Стук упавшей на пол трости совпал с толчком открытой входной двери. Но в этот раз колокольчик почему-то промолчал, и новых посетителей никто не заметил. Все, кто находился в комнате были настолько напряжены и ошарашены происходящими событиями, что и звон колокольчика вряд ли услышали бы. Графиня Роддерик застыла на месте, прижимая к себе Кэтрин, — как только сверкнула молния, девушка бросилась к ней, словно ища защиты, да так и стояла все время в объятиях старшей подруги. Мадам Лилье ахнула от возмущения, что на ее Барти напали, но вмешиваться не посмела, только крепко сцепила руки, изо всех сил сдерживая свои чувства. Испуганный маркиз д'Анжу подбежал к Эльзи, стараясь заслонить ее от происходящего. Что же касается самой девушки — она, пожалуй, единственная из всех оставалась холодна и безучастна к разгоревшейся рядом битве.

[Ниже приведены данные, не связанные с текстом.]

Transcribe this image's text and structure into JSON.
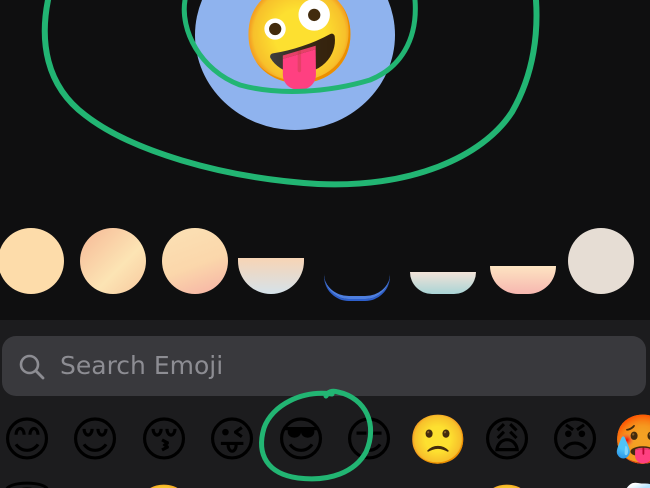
{
  "avatar": {
    "emoji": "🤪",
    "bubble_color": "#8fb3ee"
  },
  "skin_tones": {
    "colors": [
      "#fddcaa",
      "#f9c8a0",
      "#fbd7ab",
      "#f6d3b5",
      "#9ab3e0",
      "#d9e8ec",
      "#f7c3b0",
      "#e6ddd4"
    ]
  },
  "search": {
    "placeholder": "Search Emoji"
  },
  "emoji_row": [
    {
      "name": "emoji-smiling-face",
      "glyph": "😊"
    },
    {
      "name": "emoji-relieved-face",
      "glyph": "😌"
    },
    {
      "name": "emoji-kissing-face",
      "glyph": "😚"
    },
    {
      "name": "emoji-winking-tongue-face",
      "glyph": "😜"
    },
    {
      "name": "emoji-sunglasses-face",
      "glyph": "😎"
    },
    {
      "name": "emoji-smirking-face",
      "glyph": "😏"
    },
    {
      "name": "emoji-slightly-frowning-face",
      "glyph": "🙁"
    },
    {
      "name": "emoji-weary-face",
      "glyph": "😩"
    },
    {
      "name": "emoji-angry-face",
      "glyph": "😠"
    },
    {
      "name": "emoji-hot-face",
      "glyph": "🥵"
    }
  ],
  "annotation_color": "#22b573"
}
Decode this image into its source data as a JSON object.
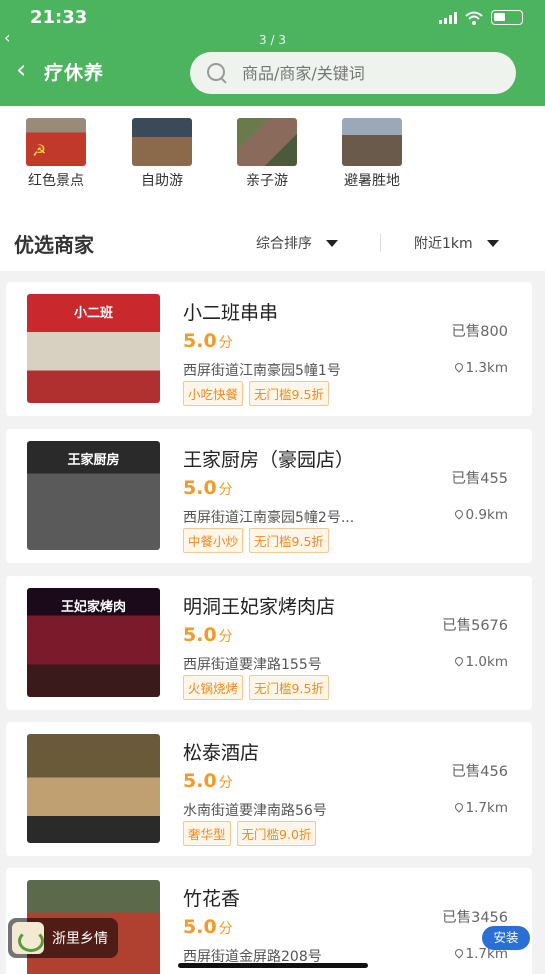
{
  "status_bar": {
    "time": "21:33"
  },
  "header": {
    "back_small": "‹",
    "page_indicator": "3 / 3",
    "back_icon": "‹",
    "title": "疗休养",
    "search_placeholder": "商品/商家/关键词"
  },
  "categories": [
    {
      "label": "红色景点",
      "icon": "red-flag-icon",
      "color": "#c0392b"
    },
    {
      "label": "自助游",
      "icon": "street-scene-icon",
      "color": "#5b4a3a"
    },
    {
      "label": "亲子游",
      "icon": "family-icon",
      "color": "#6b5a4a"
    },
    {
      "label": "避暑胜地",
      "icon": "mountain-icon",
      "color": "#7a6a5a"
    }
  ],
  "filter": {
    "section_title": "优选商家",
    "sort_label": "综合排序",
    "distance_label": "附近1km"
  },
  "shops": [
    {
      "name": "小二班串串",
      "rating": "5.0",
      "rating_unit": "分",
      "address": "西屏街道江南豪园5幢1号",
      "tags": [
        "小吃快餐",
        "无门槛9.5折"
      ],
      "sold": "已售800",
      "distance": "1.3km",
      "sign": "小二班",
      "sign_bg": "#c9282d"
    },
    {
      "name": "王家厨房（豪园店）",
      "rating": "5.0",
      "rating_unit": "分",
      "address": "西屏街道江南豪园5幢2号...",
      "tags": [
        "中餐小炒",
        "无门槛9.5折"
      ],
      "sold": "已售455",
      "distance": "0.9km",
      "sign": "王家厨房",
      "sign_bg": "#2a2a2a"
    },
    {
      "name": "明洞王妃家烤肉店",
      "rating": "5.0",
      "rating_unit": "分",
      "address": "西屏街道要津路155号",
      "tags": [
        "火锅烧烤",
        "无门槛9.5折"
      ],
      "sold": "已售5676",
      "distance": "1.0km",
      "sign": "王妃家烤肉",
      "sign_bg": "#1a0a1a"
    },
    {
      "name": "松泰酒店",
      "rating": "5.0",
      "rating_unit": "分",
      "address": "水南街道要津南路56号",
      "tags": [
        "奢华型",
        "无门槛9.0折"
      ],
      "sold": "已售456",
      "distance": "1.7km",
      "sign": "",
      "sign_bg": "#4a3a2a"
    },
    {
      "name": "竹花香",
      "rating": "5.0",
      "rating_unit": "分",
      "address": "西屏街道金屏路208号",
      "tags": [],
      "sold": "已售3456",
      "distance": "1.7km",
      "sign": "",
      "sign_bg": "#6a3a2a"
    }
  ],
  "app_banner": {
    "name": "浙里乡情",
    "install_label": "安装"
  }
}
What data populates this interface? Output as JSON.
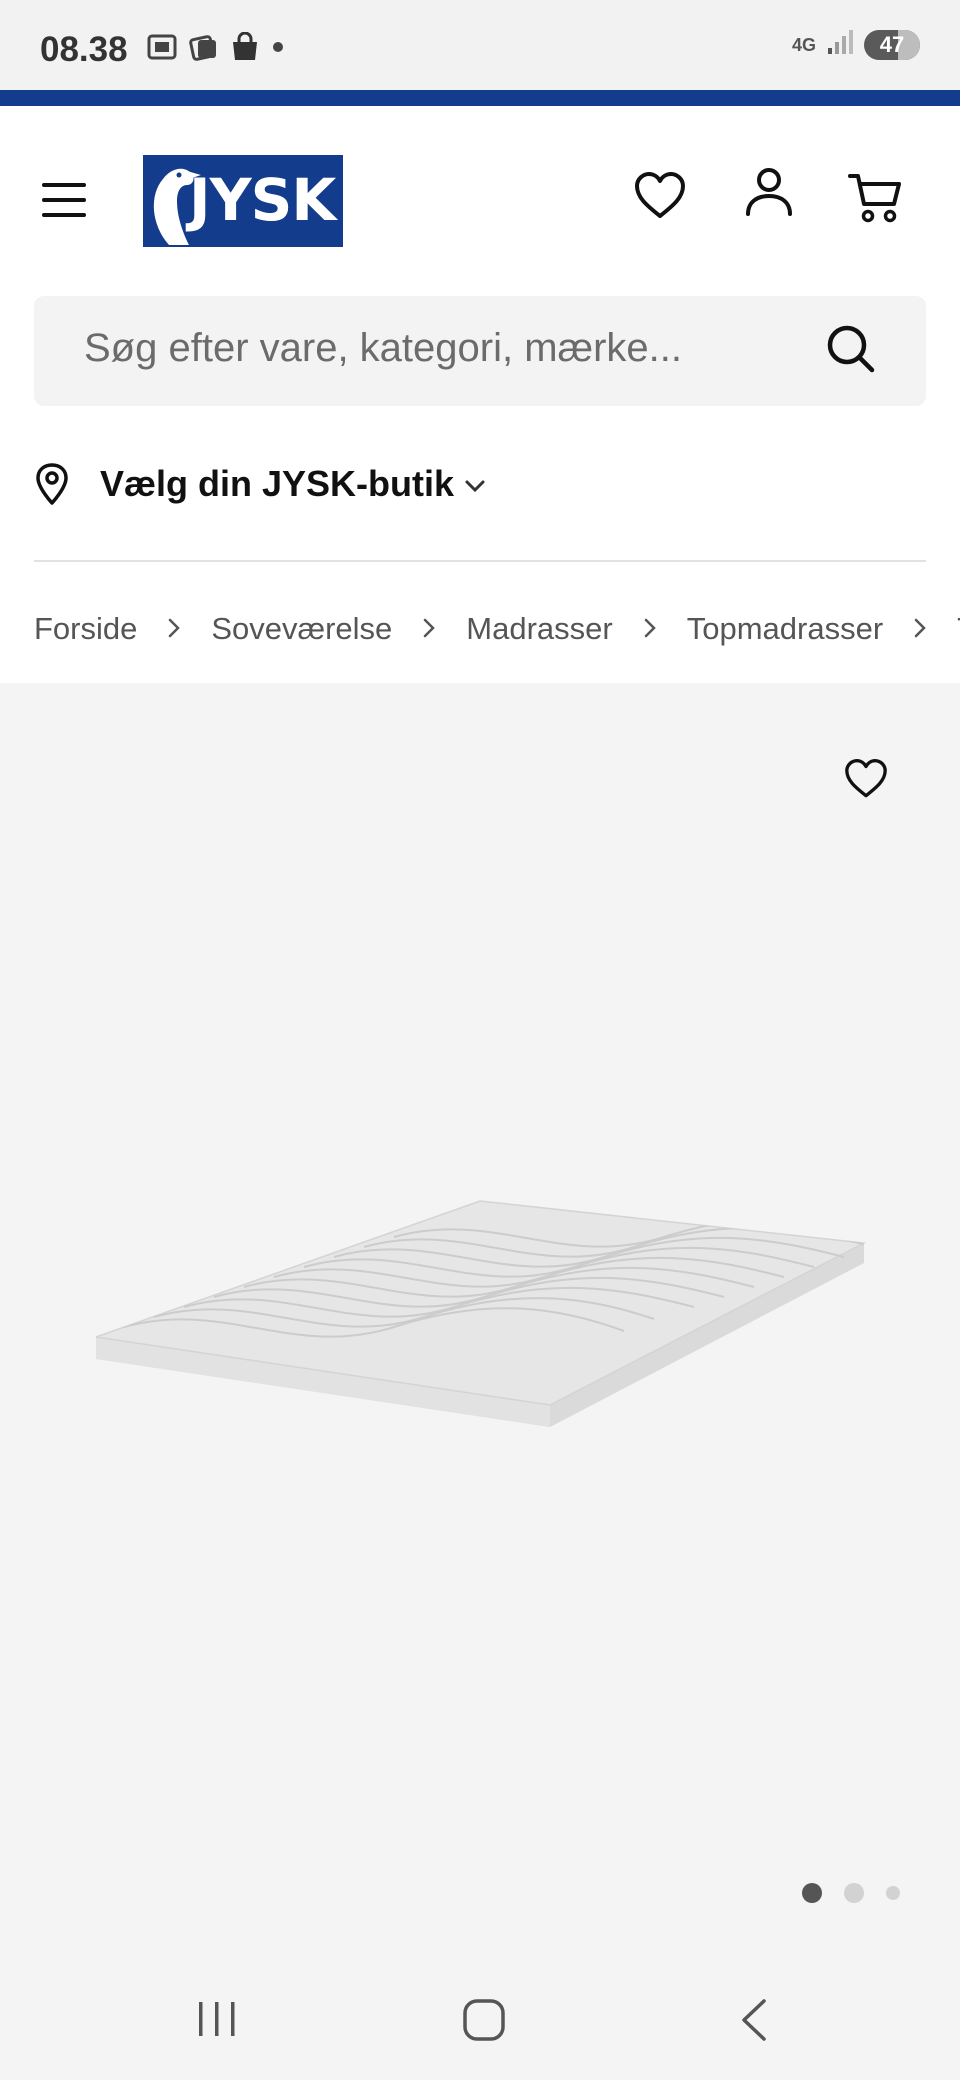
{
  "status": {
    "time": "08.38",
    "network": "4G",
    "battery": "47",
    "icons": [
      "screenshot-icon",
      "photos-icon",
      "shopping-bag-icon",
      "dot-icon",
      "signal-icon"
    ]
  },
  "header": {
    "logo_text": "JYSK",
    "icons": [
      "menu-icon",
      "heart-icon",
      "user-icon",
      "cart-icon"
    ],
    "brand_color": "#143c8c"
  },
  "search": {
    "placeholder": "Søg efter vare, kategori, mærke..."
  },
  "store": {
    "label": "Vælg din JYSK-butik"
  },
  "breadcrumb": {
    "items": [
      "Forside",
      "Soveværelse",
      "Madrasser",
      "Topmadrasser",
      "To"
    ]
  },
  "gallery": {
    "image": "mattress-topper",
    "slide_count": 3,
    "active_slide": 1
  },
  "navigation": {
    "buttons": [
      "recent-apps",
      "home",
      "back"
    ]
  }
}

Бартоломью легко поднял необычную трость и с интересом принялся ее рассматривать. Граф д'Жене со всей яростью бросился к нему, но тщетно — невидимая стена не подпустила Огюста к магу. А когда граф отступил, собирая силы для новой попытки, он почувствовал на своих плечах чьи-то сильные руки. Озлобленный д'Жене резко обернулся и увидел двух крепких мужчин в форме магической охраны. Их суровый вид яснее всяких слов говорил, что повторное нападение на Форбенкса мужчины не допустят.